Antes que não concordes comigo, reconheço que, de certo modo, essas transformações nos proporcionam novos horizontes, possibilidades, aprendizados, novas formas de conexão. Ainda assim, mesmo com tantos ganhos, sinto saudade e até nostalgia das emoções que todo processo nos causava, pois hoje, vejo de forma inusitada, que temos nossas emoções assaltadas.
Querido tempo, eu sei; sei que queria que tu fosses meu melhor amigo, mas tu também mudaste. Também sinto falta de ti. Comumente ouço as pessoas te atribuírem responsabilidades: “isso o tempo resolve”. Mas cabe a cada um de nós buscar a essência humana e o que nos faz sentir verdadeiramente vivos e inseridos em uma sociedade. E nesse sentido, permanece a incerteza se as emoções que experimento hoje são tão significativas quanto as que sentia na época das cartas. É uma reflexão que surge quando percebo a rapidez com que tu passas, e com que tudo se transforma. Somos bombardeados por novidades tecnológicas a cada dia. É uma mescla de encantos e frustrações que me levam a saudades sem fim.
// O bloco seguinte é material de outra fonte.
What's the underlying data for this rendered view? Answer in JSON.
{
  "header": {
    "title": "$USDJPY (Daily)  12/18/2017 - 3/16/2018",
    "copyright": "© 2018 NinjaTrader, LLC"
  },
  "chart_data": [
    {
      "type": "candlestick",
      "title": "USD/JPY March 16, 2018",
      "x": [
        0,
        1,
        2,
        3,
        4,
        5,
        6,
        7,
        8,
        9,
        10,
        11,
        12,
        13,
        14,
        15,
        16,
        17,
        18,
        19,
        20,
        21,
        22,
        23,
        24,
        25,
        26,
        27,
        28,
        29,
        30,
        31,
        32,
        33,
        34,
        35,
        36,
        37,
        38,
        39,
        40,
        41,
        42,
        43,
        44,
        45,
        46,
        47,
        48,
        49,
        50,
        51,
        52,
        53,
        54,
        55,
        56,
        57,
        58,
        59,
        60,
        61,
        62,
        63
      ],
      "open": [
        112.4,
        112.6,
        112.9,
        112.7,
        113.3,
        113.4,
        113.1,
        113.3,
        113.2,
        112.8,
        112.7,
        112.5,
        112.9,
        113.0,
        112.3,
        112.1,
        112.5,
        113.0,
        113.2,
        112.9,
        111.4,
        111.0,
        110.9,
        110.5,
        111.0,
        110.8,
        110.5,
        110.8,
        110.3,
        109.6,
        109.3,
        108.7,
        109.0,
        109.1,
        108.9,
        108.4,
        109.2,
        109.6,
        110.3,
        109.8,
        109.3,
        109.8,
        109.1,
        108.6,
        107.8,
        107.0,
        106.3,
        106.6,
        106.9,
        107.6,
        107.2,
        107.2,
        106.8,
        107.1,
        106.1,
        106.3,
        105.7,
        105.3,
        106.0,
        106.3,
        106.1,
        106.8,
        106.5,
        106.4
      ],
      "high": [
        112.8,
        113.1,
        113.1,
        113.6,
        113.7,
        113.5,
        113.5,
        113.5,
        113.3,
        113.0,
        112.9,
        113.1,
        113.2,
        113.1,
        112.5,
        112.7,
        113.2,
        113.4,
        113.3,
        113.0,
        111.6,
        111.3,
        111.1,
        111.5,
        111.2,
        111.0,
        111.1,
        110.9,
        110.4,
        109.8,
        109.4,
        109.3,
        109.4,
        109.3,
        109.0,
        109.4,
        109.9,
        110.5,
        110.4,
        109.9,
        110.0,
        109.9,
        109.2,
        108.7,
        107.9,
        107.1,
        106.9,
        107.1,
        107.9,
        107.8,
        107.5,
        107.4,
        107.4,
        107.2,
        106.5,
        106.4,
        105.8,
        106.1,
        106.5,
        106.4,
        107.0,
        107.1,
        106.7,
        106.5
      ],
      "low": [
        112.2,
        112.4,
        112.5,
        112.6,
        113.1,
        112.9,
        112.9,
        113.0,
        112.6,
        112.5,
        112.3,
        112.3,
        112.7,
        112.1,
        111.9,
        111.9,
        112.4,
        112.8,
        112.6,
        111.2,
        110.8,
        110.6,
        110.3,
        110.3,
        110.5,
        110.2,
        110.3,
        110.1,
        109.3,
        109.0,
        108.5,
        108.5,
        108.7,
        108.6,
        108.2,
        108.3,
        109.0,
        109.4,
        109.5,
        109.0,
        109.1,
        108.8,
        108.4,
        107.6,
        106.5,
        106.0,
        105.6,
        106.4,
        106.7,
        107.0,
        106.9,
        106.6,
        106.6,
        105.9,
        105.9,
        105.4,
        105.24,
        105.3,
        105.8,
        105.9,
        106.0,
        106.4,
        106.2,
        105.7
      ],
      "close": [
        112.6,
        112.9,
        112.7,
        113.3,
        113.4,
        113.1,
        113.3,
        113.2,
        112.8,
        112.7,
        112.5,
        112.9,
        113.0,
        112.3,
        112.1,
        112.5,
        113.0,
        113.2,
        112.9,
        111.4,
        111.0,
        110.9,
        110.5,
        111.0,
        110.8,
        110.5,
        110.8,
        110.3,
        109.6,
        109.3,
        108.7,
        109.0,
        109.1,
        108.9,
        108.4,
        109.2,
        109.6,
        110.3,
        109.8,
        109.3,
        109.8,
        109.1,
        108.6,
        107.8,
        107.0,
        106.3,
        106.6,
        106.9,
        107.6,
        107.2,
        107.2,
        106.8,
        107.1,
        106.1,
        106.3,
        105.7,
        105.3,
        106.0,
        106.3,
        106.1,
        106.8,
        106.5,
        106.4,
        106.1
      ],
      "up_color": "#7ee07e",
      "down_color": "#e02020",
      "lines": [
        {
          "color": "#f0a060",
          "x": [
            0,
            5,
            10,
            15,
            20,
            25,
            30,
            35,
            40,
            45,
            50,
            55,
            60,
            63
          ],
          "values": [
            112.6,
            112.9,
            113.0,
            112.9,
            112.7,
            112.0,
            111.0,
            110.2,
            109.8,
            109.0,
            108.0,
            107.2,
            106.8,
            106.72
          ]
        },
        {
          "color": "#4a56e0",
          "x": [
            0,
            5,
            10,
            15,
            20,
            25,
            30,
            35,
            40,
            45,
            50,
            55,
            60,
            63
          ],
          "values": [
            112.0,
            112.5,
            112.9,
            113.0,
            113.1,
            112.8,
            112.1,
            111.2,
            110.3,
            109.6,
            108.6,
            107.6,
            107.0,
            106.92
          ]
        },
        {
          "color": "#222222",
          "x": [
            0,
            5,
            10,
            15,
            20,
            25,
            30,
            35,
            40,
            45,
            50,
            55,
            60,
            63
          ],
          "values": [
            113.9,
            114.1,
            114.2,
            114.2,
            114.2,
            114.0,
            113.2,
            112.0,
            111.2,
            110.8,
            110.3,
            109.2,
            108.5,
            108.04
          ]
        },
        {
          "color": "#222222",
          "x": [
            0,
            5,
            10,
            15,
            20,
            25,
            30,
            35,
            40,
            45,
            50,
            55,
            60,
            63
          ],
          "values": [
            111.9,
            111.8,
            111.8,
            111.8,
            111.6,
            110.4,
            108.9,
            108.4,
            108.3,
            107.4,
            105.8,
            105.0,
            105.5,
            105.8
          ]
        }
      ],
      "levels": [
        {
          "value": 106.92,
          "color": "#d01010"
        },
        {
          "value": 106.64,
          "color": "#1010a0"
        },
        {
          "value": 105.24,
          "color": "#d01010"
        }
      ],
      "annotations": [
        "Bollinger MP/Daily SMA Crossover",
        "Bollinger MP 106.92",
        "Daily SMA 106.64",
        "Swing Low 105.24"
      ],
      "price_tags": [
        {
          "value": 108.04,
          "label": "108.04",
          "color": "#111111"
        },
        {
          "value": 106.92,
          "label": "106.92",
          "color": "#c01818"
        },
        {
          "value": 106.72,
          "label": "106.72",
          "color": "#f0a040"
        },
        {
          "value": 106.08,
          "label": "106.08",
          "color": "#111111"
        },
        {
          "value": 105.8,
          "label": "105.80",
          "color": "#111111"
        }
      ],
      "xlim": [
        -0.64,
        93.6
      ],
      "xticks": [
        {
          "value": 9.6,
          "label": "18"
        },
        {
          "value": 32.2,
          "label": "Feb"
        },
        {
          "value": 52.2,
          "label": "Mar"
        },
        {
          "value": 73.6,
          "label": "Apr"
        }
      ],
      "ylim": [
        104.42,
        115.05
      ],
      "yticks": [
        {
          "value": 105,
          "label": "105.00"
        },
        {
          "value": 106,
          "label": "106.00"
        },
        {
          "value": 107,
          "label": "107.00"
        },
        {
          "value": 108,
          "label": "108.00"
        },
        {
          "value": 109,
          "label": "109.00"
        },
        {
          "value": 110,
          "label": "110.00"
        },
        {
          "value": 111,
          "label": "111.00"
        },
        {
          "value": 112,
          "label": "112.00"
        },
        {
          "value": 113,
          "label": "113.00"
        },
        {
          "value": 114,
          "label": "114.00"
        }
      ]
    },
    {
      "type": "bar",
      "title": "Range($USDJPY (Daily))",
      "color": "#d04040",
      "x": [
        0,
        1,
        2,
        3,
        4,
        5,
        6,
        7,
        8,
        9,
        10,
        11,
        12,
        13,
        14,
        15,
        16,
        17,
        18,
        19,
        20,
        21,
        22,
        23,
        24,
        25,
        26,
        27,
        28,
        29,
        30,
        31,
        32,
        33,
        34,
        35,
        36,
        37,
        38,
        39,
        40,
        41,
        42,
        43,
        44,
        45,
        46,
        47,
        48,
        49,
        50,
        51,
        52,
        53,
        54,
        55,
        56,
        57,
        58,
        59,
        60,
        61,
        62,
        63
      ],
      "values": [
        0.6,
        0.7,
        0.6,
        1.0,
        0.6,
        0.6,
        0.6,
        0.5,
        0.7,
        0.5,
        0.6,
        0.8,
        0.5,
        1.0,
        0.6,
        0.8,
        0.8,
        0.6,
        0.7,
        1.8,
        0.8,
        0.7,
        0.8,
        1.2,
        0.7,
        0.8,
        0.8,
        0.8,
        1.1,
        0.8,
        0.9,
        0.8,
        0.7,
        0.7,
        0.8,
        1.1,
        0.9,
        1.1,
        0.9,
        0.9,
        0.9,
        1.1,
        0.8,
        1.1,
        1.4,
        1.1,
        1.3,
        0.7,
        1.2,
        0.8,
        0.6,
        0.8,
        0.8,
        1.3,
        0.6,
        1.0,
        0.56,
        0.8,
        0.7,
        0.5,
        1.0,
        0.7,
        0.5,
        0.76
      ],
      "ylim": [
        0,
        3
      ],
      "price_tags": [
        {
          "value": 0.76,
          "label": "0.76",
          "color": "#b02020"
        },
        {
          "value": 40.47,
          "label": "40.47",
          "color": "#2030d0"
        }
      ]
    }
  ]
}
Um contraste que me faz valorizar ainda mais o que vivi e o que a história me ensina.
Peço desculpas se estou sendo sincera demais, meu tempo, mas antigamente, as cartas eram correntes sanguíneas, mantinham famílias, amores e sociedade conectados. Tu tens sido instantâneo demais, meu amigo. Tua imprecisão tem levado muita história à zona do esquecimento, pelo menos não tenho conseguido fazer-te backup. Tanta praticidade não é tua culpa, claro! Estão te impedindo de personalizar nossa vida, também percebo isso, e sei que tu sofres por não mais poder desenvolver tua arte de construir essência humana. Agora mesmo sinto-me como se estivesse escrevendo à mão, desenhando letras, pintando sorrisos enquanto me permito fluir nos pensamentos e lembranças. Talvez seja hora de relembrarmos a importância e o valor das cartas, não como substituição completa da tecnologia, mas como gatilho para reconstruir-te em nós e não te perdermos de vista; como forma de equilibrar nossa vida digital reservando-te em nossas intimidades; como restauro de conexões perdidas.
É evidente que o mundo mudou e os avanços tecnológicos trouxeram modernidades e condição de vida, ao mesmo tempo em que também alavanca desigualdades sociais e provoca violências. Aquelas pessoas que, naquela época, nas filas dos correios, pareciam radiantes de felicidade podiam contar contigo para muita coisa, inclusive para escrever como fizeram e fazem os Paulos, Pedros, Matheus, Marcos, Carolinas de Jesus, Coralinas, Clarices da vida, etc.
Lamento o desaparecimento das cartas, e nesta edição da Revista, quero resgatar o seu valor que vai além de qualquer comunicação. As cartas nesse ensejo, são tesouros, herança cultural que merece ser ensinada, preservada, mesmo em tempos avançados.
Abraços!
Espero-te amanhã para mais tempo como este.